Draft Law regarding banking secrecy amendments, Tax transparency in Uruguay in relation to Ultimate beneficial owner registration

In 2004, Uruguay started to change its policies with the announcement of the Law against money laundering in order to emerge from ambiguity and open up to international economic insertion. Uruguay’s development strategy aims to adopt measures to prevent tax evasion and money laundering. For this purpose, and within the frame of said policy, this past June, Uruguay adhered to the Multilateral Convention on Mutual Administrative Assistance in Tax Matters of the Organization for Economic Co-operation and Development (OECD).

Given the adhesion to said Convention, the Uruguayan Executive Power sent the Parliament a bill of law with modifications to the banking secrecy and tax transparency norms and with it the Uruguayan government plans to accomplish two goals: compliance with international standards of tax transparency and to discourage the use of companies for illicit acts.

The Bill of law was submitted by the Executive Power to the Congress on July 15 of the present year and the following are the proposed modifications:

Modifications to the banking secrecy:

There is an obligation of the financial institutions to report automatically on an annual basis to the Tax Administration Department (DGI, for its initials in Spanish) the balance and income accounts (included: debt securities, beneficial interests and investment funds) kept by individuals, legal entities whether tax residents in Uruguay or not.

Entities considered as “high risk” according to the criteria established by the Executive Power for purposes of its definition, must submit information on those accounts to the final beneficiary.

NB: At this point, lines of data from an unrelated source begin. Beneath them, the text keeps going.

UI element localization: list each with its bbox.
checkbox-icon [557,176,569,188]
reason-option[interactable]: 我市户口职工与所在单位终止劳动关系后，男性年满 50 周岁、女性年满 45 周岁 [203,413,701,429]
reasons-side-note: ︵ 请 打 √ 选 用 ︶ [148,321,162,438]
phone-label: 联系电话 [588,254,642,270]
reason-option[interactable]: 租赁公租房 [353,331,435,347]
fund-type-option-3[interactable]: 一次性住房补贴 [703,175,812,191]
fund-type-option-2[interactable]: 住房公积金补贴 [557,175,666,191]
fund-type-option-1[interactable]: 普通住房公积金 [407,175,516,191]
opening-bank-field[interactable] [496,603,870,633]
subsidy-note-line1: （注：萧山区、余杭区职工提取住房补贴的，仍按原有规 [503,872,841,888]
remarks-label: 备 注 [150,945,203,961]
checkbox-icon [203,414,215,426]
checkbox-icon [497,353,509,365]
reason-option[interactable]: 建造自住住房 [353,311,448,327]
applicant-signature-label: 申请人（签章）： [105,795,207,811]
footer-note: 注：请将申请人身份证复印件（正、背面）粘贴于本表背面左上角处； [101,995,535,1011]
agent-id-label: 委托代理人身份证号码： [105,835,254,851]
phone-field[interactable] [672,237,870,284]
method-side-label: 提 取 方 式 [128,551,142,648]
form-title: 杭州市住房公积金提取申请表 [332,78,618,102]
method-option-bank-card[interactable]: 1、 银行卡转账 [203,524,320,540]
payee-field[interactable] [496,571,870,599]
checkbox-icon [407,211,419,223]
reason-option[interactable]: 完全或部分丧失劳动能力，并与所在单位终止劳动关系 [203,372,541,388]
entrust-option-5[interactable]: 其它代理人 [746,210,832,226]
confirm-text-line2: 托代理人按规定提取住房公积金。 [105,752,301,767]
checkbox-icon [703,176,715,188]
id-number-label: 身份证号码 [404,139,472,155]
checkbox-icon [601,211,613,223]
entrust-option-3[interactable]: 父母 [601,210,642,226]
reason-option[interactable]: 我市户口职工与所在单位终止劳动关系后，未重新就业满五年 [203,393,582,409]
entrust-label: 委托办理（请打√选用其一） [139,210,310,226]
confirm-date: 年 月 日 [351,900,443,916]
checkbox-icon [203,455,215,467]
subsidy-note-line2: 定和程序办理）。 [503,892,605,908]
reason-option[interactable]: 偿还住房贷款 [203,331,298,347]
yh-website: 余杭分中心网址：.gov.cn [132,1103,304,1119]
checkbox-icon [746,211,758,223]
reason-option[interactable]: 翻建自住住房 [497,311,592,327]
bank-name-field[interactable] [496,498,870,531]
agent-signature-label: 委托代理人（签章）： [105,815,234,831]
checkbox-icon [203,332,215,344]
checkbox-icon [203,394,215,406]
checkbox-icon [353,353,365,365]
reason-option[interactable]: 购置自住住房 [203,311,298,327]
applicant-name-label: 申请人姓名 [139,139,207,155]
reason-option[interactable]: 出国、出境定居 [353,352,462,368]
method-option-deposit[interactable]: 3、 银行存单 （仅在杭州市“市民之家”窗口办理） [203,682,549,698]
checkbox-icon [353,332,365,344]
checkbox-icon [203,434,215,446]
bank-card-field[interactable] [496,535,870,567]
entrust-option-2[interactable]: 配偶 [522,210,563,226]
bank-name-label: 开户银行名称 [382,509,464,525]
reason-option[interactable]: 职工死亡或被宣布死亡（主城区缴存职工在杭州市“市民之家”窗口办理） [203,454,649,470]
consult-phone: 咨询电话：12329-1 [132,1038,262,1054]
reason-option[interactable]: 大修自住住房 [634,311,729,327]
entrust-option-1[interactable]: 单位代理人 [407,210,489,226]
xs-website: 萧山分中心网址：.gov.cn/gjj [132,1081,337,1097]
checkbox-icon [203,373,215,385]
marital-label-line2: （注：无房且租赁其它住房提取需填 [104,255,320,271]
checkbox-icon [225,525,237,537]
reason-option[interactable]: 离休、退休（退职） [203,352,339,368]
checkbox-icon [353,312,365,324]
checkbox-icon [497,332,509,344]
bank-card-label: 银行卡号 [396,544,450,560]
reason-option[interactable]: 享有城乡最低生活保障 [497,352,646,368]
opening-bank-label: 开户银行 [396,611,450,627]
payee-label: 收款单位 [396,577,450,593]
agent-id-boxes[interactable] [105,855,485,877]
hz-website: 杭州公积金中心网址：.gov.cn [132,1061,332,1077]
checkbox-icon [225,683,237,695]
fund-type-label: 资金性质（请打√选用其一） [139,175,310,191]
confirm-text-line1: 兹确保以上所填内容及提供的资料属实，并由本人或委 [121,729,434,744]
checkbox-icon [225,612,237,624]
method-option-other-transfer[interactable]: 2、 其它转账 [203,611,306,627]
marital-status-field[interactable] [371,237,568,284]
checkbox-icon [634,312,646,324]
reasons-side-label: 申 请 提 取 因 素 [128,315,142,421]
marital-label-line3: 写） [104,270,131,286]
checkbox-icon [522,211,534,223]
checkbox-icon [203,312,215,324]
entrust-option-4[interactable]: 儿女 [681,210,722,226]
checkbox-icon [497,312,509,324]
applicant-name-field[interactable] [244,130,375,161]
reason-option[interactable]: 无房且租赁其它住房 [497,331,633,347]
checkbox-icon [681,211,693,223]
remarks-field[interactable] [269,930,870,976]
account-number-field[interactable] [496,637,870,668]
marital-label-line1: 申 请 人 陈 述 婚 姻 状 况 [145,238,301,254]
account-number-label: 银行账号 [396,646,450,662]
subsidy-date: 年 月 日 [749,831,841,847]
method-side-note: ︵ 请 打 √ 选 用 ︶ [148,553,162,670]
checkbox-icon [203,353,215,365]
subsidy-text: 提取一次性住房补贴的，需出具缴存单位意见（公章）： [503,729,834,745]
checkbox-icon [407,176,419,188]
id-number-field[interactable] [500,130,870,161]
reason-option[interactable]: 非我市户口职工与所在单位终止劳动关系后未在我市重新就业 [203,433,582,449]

Creation of the Registry of Final Beneficiaries and Shareholders of Companies:

Entities residing in Uruguay, including sociedades anónimas (stock companies) with registered shares or bearer shares, trusts, investment funds or nonresident entities that act under the figure of permanent establishment or that have their main office in Uruguay, must register their shareholders and final beneficiaries. The creation of this Registry is considered an extension of the already existing Registry of the Central Bank of Uruguay.

Entities that will have access to the existing information in said Registry will be the Tax Administration Department (DGI, for its initials in Spanish), the National Secretary’s Office against the Money Laundering, Judicial Power, Public Transparency and Ethics Board, and any other entity expressly authorized and in writing by the registered entity.

The Project indicates that this Registry will start on January 1, 2017.

Modifications to the tax norms:

Reforms to the tax norms in force are established and will be applicable to resident entities, domiciled entities, incorporated or located in tax havens or that are beneficiaries of a special regime having a low or null taxation.

The objective is to increase the general rate for the Uruguayan source income obtained by these companies to 25%. Likewise, all income obtained by an offshore which owner is an individual, will be assigned to its owner, i.e. to the natural person. This represents a broadening of the taxable income, since it includes all foreign income and not only the dividends and interest which is what is currently stated in the norms.

Additionally, it proposes to increase the general rate for income obtained from rent or transfer of real estate property of these companies from 25% to 30%. Likewise, it proposes to increase the net worth tax to 3%. Additionally, there is a tax exoneration period until June 30, 2017 to transfer real estate property, provided it is not another offshore company and the transferring company carries out its closure in the Tax Administration Department.

The Project indicates that the proposed reforms in tax matters enter into force once the text of the law is published in the Official Gazette.

Modifications to the Transfer Pricing Regime:

Now there is the possibility to extend the entering into advanced pricing agreements set for taxpayers when applicable in accordance with tax administrations of other countries and to treaties to avoid double taxation ratified by Uruguay which are in force. Likewise, it establishes that multinational groups, i.e., two or more entities with an existing link between them having presence in different countries, must file a report per each country.